Haar liefde voor het kleermakerswerk van haar grootvader ging begin jaren tachtig mooi over in een hernieuwde fascinatie voor Japanse ontwerpers, die overging in kraaizwarte kleding. Zoals jongens En Yohji Yamamoto pakken. “Alles begon op de een of andere manier logisch te worden. Het ging erom te beslissen wie je wilt zijn als je jezelf kleedt. Het werd op de een of andere manier mijn uniform, ook al houd ik niet van dat woord. Wat ik vandaag ook draag, het is op de een of andere manier nog steeds een soort pak.”
Toen ze 16 was, nog op school, begon Arp een maandelijks doe-het-zelf-magazine te kopen, genaamd Nicolewaar ze truien en jassen leerde maken. “Toen ik klaar was met school, dacht ik: oké, misschien is modeontwerp wel iets waar ik goed in zou zijn”, zegt Arp. “Ik belde het tijdschrift op en vroeg om een stageplek en ze zeiden ja, dus ging ik naar Hamburg. Ik had in gedachten dat ik drie weken (in de stad) zou blijven en daar uiteindelijk ruim twintig jaar zou blijven.”

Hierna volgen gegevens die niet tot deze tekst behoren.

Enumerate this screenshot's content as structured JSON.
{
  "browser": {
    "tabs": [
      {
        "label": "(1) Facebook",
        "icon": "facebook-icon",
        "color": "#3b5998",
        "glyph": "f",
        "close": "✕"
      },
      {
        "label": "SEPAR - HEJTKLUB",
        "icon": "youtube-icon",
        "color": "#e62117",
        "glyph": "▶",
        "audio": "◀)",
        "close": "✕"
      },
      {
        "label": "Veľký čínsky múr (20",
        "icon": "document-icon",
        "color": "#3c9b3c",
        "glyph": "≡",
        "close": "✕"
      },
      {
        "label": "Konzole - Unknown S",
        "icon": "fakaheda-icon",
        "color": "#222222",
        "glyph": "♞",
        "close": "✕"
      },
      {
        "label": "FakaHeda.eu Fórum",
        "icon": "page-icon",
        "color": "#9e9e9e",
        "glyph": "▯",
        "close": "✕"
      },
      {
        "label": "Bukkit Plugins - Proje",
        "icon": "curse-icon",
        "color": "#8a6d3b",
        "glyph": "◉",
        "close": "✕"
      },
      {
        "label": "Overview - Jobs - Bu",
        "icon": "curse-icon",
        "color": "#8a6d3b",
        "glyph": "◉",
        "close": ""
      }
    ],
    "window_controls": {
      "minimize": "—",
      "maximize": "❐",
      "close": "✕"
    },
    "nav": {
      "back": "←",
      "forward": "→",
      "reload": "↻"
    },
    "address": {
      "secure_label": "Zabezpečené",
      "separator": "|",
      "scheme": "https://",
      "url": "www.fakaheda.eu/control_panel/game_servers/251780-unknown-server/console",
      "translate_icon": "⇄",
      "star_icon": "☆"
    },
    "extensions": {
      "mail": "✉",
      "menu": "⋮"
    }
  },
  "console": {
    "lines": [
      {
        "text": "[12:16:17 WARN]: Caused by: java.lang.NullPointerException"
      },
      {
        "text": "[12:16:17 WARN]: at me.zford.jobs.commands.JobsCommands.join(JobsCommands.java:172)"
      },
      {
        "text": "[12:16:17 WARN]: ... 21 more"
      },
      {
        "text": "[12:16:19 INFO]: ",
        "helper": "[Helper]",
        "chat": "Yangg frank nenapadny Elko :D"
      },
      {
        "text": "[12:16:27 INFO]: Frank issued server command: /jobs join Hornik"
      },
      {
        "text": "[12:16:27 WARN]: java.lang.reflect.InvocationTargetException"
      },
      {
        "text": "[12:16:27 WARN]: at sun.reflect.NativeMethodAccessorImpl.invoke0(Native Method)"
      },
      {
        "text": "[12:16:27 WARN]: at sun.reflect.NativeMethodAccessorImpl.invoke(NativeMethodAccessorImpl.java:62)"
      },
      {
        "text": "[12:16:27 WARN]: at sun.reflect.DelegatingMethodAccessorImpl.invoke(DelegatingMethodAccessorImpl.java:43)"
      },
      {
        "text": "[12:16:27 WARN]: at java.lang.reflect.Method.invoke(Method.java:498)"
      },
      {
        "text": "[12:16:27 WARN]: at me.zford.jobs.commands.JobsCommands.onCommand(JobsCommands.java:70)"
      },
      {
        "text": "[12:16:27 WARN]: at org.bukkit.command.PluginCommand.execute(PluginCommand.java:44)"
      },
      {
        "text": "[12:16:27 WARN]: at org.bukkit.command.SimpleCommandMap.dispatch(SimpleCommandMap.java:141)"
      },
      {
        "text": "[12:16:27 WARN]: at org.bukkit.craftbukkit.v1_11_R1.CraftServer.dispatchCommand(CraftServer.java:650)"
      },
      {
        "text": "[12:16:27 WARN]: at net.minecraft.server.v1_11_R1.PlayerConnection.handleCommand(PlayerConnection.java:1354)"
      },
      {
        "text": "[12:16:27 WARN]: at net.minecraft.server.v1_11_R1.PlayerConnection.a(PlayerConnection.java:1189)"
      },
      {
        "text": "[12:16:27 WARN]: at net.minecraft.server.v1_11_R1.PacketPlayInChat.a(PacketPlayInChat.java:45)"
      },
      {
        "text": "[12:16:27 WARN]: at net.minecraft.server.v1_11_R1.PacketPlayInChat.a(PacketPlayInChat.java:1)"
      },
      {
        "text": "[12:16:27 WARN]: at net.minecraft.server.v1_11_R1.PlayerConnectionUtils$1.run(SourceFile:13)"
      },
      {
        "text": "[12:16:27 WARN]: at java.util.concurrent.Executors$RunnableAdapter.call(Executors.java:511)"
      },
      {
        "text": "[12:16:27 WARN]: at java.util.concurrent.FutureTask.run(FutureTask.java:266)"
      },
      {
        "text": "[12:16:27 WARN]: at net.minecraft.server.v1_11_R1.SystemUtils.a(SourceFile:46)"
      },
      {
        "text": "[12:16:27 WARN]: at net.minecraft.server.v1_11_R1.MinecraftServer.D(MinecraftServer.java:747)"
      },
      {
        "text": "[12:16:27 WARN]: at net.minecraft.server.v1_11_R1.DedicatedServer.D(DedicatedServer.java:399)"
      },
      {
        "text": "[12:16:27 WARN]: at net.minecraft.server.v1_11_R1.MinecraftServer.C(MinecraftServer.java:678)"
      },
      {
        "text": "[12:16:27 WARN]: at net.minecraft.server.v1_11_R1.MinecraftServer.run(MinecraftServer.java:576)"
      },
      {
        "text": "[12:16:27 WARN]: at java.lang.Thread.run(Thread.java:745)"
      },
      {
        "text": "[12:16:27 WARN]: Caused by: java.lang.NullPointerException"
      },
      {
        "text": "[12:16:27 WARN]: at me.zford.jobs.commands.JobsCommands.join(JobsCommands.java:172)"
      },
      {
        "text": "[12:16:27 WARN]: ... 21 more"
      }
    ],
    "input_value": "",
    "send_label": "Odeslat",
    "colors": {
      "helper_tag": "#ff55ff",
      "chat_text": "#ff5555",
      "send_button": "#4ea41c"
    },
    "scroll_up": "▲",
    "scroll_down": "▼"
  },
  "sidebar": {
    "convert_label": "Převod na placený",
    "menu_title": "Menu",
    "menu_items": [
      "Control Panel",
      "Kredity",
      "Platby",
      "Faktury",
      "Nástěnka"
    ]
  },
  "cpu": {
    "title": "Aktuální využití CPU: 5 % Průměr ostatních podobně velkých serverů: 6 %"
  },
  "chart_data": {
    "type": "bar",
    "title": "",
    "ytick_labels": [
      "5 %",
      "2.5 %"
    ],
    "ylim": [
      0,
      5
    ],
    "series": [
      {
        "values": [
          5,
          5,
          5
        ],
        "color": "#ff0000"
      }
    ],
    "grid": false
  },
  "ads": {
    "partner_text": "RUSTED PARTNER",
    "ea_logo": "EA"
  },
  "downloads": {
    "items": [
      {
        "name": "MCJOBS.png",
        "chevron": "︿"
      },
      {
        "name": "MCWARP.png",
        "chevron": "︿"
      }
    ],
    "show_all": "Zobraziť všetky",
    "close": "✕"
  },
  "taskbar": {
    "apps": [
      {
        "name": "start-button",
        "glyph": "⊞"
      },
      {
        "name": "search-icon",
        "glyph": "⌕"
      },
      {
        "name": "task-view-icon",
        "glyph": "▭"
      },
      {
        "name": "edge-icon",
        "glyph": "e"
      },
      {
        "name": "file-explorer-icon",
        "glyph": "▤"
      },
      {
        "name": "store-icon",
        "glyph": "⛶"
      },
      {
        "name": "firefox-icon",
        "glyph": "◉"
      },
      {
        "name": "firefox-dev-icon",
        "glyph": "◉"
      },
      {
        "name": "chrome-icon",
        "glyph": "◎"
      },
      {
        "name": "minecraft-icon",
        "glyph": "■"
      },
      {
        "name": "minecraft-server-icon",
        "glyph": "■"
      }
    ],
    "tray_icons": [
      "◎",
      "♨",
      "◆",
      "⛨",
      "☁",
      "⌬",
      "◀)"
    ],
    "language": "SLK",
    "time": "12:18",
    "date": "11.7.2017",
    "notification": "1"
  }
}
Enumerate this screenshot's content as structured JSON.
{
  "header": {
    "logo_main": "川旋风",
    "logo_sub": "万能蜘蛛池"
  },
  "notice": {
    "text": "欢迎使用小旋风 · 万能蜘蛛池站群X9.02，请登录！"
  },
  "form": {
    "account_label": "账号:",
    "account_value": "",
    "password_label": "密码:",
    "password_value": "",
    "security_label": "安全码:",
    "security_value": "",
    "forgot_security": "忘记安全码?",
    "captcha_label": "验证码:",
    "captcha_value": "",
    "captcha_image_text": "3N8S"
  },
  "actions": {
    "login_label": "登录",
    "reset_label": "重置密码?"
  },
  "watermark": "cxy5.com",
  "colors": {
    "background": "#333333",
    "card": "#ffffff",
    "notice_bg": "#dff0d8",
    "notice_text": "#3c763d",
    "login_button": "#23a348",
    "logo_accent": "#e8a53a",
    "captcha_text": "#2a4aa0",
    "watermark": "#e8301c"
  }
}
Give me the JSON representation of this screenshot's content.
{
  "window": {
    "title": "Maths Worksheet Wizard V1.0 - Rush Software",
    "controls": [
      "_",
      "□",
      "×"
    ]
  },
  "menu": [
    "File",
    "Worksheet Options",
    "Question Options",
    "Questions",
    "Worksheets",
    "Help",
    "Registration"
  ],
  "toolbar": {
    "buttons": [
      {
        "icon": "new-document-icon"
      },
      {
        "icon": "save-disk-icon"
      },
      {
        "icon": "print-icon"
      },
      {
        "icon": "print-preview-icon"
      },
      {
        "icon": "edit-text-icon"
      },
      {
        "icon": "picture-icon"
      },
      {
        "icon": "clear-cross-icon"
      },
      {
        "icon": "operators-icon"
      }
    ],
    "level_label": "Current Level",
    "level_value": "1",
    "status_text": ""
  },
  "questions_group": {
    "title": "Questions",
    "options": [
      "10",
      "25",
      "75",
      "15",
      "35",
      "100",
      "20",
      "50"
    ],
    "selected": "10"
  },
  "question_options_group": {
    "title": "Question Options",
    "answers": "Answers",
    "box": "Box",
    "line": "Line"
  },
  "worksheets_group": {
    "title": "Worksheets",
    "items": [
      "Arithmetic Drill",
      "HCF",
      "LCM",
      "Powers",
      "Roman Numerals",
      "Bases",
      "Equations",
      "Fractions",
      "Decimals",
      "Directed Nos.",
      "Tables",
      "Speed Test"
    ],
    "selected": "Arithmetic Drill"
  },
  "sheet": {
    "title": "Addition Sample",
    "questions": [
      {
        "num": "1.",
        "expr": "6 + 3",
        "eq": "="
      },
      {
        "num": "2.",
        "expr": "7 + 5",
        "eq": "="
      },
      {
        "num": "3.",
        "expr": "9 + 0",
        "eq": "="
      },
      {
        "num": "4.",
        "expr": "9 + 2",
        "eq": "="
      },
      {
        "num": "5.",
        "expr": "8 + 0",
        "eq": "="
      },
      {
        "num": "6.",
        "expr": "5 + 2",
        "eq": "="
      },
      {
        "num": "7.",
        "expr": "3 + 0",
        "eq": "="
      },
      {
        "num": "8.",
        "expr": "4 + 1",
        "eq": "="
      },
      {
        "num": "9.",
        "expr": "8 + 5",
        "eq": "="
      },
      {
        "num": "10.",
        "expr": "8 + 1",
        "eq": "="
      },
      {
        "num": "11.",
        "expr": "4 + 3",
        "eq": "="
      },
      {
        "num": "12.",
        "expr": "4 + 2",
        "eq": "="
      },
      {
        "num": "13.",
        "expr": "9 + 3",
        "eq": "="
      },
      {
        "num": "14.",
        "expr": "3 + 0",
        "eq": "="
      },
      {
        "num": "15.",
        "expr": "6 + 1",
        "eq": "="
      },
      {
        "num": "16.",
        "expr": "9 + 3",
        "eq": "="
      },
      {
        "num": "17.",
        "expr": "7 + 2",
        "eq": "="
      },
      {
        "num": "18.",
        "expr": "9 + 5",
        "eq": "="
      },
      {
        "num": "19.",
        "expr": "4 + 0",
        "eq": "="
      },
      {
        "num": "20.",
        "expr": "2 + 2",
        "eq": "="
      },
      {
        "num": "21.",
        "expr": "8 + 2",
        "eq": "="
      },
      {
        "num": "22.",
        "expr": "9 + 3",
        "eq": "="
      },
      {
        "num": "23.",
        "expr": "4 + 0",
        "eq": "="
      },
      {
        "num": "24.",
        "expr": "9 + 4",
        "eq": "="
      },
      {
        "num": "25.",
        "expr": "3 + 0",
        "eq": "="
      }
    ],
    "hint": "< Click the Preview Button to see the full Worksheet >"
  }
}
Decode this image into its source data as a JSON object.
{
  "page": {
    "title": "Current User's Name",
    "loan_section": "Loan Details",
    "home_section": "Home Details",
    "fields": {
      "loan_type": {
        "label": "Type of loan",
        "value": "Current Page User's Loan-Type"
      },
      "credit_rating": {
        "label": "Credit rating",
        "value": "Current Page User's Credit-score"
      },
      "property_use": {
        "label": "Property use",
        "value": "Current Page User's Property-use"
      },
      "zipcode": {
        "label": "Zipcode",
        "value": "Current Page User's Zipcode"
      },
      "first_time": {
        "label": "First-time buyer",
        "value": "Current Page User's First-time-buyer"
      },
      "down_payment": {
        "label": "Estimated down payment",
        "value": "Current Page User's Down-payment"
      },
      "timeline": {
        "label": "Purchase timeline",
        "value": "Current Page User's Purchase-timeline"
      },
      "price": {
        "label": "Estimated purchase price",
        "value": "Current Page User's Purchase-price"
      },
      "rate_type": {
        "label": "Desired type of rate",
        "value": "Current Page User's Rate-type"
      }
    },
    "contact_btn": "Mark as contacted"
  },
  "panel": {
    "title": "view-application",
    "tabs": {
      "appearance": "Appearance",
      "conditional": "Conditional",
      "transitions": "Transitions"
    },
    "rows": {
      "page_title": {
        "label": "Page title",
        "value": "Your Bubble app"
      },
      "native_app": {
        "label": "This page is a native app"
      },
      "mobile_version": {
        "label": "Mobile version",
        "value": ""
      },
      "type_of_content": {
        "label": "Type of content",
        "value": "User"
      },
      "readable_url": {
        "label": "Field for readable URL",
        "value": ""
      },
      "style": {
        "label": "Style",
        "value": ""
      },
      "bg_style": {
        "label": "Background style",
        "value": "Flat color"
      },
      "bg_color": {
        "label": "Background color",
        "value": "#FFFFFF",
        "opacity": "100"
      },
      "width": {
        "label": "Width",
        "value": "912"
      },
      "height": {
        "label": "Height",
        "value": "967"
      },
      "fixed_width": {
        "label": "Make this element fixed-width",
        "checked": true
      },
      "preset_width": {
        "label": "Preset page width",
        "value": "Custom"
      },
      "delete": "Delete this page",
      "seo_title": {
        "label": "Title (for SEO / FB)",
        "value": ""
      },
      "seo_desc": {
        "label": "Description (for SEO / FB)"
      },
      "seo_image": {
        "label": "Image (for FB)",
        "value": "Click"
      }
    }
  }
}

Naast werken bij Nicolezou ze een opleiding modeontwerp volgen aan de Hamburg University of Design, maar haar echte passie lag in het samenstellen van het tijdschrift. “Ik voelde deze liefde voor bedrukt papier, ook omdat ik op de stylingafdeling zat en een verhaal kon vertellen met kleding. Dat vond ik veel fascinerender dan het ontwerpen van de kleding zelf.”
overhemd van ANNE BERNECKER, hoed van FIONA BENNETT
Stints bij bijvoorbeeld Brigitte En Achtersteven tijdschriften volgden, en in 2001 kwam er een telefoontje van een headhunter met de vraag of ze wilde solliciteren voor de rol van adjunct-hoofdredacteur bij Mode Duitsland. “In eerste instantie voelde het niet goed voor mij omdat er een heel flamboyante dame aan het roer stond, Angelica Blechschmidt‘, zegt ze. ‘Ik was zo anders.’
Arp was ook in New York toen de aanslagen van 11 september plaatsvonden, waardoor haar vraag een carrière in de mode werd: “Het voelde niet goed om ja te zeggen tegen zo’n verantwoordelijke positie.”
Eind die maand kwam ze Blechschmidt tegen tijdens de shows in Parijs. ‘Ze pakte mijn hand en zei: ‘Ik heb vernomen dat je niet met mij wilde samenwerken.’ Ik zei: ‘Nee, zo simpel is het niet!’”
De Vogue-redacteur overtuigde Arp ervan om elkaar later de volgende dag te ontmoeten in de Ritz-bar. “Het was een gesprek van twee uur onder het genot van drie glazen champagne. Ze was een heel inspirerend persoon.”
Blechschmidt gaf Arp vier weken de tijd om na te denken over het aanvaarden van de rol. “Ik denk dat ik drie weken en zes dagen heb gewacht omdat ik Hamburg niet wilde verlaten. Op een maandagavond om 19.30 uur, wetende dat de kantooruren voorbij waren, maar ook nadat ik het gerucht had gehoord dat ze er altijd te laat was, zei ik tegen mezelf: ‘Als iemand de telefoon opneemt, zal ik dat doen.’ Ze pakte zelf de telefoon.”
“Ik was gefrustreerd omdat mijn resultaten mij niet bevielen. Ik had een geweldig team en we hebben geweldige fotoshoots gedaan. Maar het voelde niet alsof dit van mij was.” Ze overwoog te stoppen voordat haar uitgever haar destijds vertelde dat ze “je spullen op orde moest krijgen”.
“Dat was een drastische deuropener. Ik dacht bij mezelf: ‘Oké, wat is jouw shit?’ Je houdt zo veel van mode en je houdt zo veel van bedrukt papier, dat betekent dat je een idee hebt van wat mode kan zijn.” De volgende zes maanden had ze haar oogkleppen op en keek niet naar wat concurrerende tijdschriften deden. “Ik probeerde me nergens door te laten beïnvloeden en toen werden we steeds beter.”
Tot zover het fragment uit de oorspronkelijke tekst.